Il revient sur la façon dont on a conçu le paysage en France, depuis 30 ou 40 ans, en insistant plus particulièrement sur la période récente. Au sein de la théorie des sciences sociales, en matière de paysage, il existe deux orientations qui sont en tension : l’une renvoie le paysage du côté subjectif, celui de la perception ou de la représentation, tandis que l’autre considère le paysage comme une réalité indépendante. Il y trace les perspectives d’un usage renouvelé du concept de « paysage », lequel lui semble trop oublié par les réflexions actuelles sur notre relation à la nature et à la Terre.
Cette conférence d’un très grand intérêt est visible sur YouTube en cliquant sur l’image ci-dessus, mais Histoires de paysage en a fait la transcription écrite pour vous, téléchargeable au format pdf (pour un usage personnel uniquement).

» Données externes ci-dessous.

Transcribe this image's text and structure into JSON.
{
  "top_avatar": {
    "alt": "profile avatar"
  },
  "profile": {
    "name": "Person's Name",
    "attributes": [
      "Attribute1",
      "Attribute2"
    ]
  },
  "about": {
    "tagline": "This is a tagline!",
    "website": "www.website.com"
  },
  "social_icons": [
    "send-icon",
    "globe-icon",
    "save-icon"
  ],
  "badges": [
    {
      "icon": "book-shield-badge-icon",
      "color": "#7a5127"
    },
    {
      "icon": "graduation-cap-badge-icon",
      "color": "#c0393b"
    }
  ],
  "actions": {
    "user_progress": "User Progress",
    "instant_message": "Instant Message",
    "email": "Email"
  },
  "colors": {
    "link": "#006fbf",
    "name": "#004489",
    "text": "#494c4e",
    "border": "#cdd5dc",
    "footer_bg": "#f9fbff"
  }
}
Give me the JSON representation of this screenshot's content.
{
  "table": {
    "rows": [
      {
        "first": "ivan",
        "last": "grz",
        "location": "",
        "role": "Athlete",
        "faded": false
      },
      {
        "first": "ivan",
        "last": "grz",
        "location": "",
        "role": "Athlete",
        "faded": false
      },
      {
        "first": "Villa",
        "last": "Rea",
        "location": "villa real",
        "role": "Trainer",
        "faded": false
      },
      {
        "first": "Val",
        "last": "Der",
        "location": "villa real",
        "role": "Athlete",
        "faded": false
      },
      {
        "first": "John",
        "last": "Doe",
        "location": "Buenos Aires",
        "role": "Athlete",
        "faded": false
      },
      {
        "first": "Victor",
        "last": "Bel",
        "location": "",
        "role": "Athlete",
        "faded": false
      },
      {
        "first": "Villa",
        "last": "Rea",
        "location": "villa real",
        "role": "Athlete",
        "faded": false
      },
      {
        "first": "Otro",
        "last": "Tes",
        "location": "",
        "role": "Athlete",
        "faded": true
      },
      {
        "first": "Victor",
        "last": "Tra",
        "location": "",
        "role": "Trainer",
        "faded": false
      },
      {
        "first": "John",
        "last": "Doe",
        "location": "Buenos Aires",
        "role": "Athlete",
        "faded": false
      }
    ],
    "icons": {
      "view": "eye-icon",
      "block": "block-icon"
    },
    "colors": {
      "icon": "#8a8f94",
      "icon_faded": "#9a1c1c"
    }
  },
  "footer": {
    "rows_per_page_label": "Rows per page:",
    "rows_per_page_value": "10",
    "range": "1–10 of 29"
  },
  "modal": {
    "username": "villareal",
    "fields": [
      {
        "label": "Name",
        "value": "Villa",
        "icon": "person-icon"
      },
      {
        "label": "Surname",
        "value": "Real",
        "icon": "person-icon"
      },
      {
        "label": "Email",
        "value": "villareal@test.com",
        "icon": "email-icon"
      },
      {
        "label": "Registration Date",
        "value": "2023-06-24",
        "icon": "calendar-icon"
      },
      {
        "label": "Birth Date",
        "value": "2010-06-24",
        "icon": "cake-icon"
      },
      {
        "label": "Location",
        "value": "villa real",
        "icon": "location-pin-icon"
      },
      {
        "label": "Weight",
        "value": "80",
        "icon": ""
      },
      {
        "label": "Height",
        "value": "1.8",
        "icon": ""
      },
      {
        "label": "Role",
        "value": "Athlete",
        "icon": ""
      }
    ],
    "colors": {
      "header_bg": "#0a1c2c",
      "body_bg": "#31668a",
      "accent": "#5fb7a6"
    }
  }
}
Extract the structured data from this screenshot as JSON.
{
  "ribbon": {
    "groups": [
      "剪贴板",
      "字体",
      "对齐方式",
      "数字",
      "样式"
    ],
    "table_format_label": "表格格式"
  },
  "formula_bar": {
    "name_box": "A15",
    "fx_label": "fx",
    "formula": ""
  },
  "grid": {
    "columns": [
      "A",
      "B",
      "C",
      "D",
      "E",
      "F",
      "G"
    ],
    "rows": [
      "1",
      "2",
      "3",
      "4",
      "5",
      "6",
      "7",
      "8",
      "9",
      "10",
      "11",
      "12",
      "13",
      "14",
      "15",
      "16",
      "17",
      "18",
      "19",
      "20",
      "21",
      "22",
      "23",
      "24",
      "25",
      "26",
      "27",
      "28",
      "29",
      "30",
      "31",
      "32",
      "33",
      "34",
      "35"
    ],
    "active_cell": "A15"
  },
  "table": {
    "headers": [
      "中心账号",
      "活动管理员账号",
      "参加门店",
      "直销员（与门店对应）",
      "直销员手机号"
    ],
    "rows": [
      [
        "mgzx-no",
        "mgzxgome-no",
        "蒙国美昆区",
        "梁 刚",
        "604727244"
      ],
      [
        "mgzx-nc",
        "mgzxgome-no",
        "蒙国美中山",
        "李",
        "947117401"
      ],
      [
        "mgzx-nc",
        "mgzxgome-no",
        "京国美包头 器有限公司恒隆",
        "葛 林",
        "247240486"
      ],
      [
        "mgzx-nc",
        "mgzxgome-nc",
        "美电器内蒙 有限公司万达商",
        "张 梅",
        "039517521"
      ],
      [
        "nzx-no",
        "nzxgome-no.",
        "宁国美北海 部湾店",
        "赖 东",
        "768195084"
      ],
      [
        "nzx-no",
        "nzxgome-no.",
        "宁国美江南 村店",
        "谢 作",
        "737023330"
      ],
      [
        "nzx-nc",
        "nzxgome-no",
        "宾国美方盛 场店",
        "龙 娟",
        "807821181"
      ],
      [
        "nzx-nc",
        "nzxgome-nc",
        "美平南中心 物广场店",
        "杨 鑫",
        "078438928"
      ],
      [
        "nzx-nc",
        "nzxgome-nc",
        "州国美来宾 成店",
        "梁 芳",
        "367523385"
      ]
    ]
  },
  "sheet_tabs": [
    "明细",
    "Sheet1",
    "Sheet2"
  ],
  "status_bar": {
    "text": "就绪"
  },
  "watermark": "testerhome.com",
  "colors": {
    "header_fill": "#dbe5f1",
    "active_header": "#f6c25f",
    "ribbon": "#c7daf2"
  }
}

FOCUS : que signifie « jardiner » ?
Jean-Marc Besse aborde, à propos du livre Faire de l’anthropologue Tim Ingold, une idée qui nous tient particulièrement à coeur en matière d’aménagement : la matière, en particulier la matière vivante, végétale – mais pas seulement – avec laquelle nous travaillons en tant que paysagistes ou jardiniers, a une dynamique propre avec laquelle il faut composer et dont il faut même savoir tirer parti. On reconnaîtra aisément les bases du « Jardin en mouvement » de Gilles Clément, ce qui a pu lui faire dire que « jardiner, c’est d’abord savoir observer » : le jardinier laisse une large place aux dynamiques naturelles qui recomposent d’elles-même sans cesse le jardin ; il ne fait que les orienter, par son regard attentif et ses gestes attentionnés. Mais cette idée – ce « mode de pensée » – a une portée beaucoup plus large.
Faire, c’est précisément ne pas considérer la matière comme inerte, ne pas considérer le paysage comme une table rase, c’est au contraire reconnaître les mouvements et les dynamiques à l’oeuvre dans la matière même du paysage. (…) Et de ce point de vue-là, il n’est pas impossible de prendre comme modèle du faire – et c’est une proposition que je défends volontiers – le « jardinage ».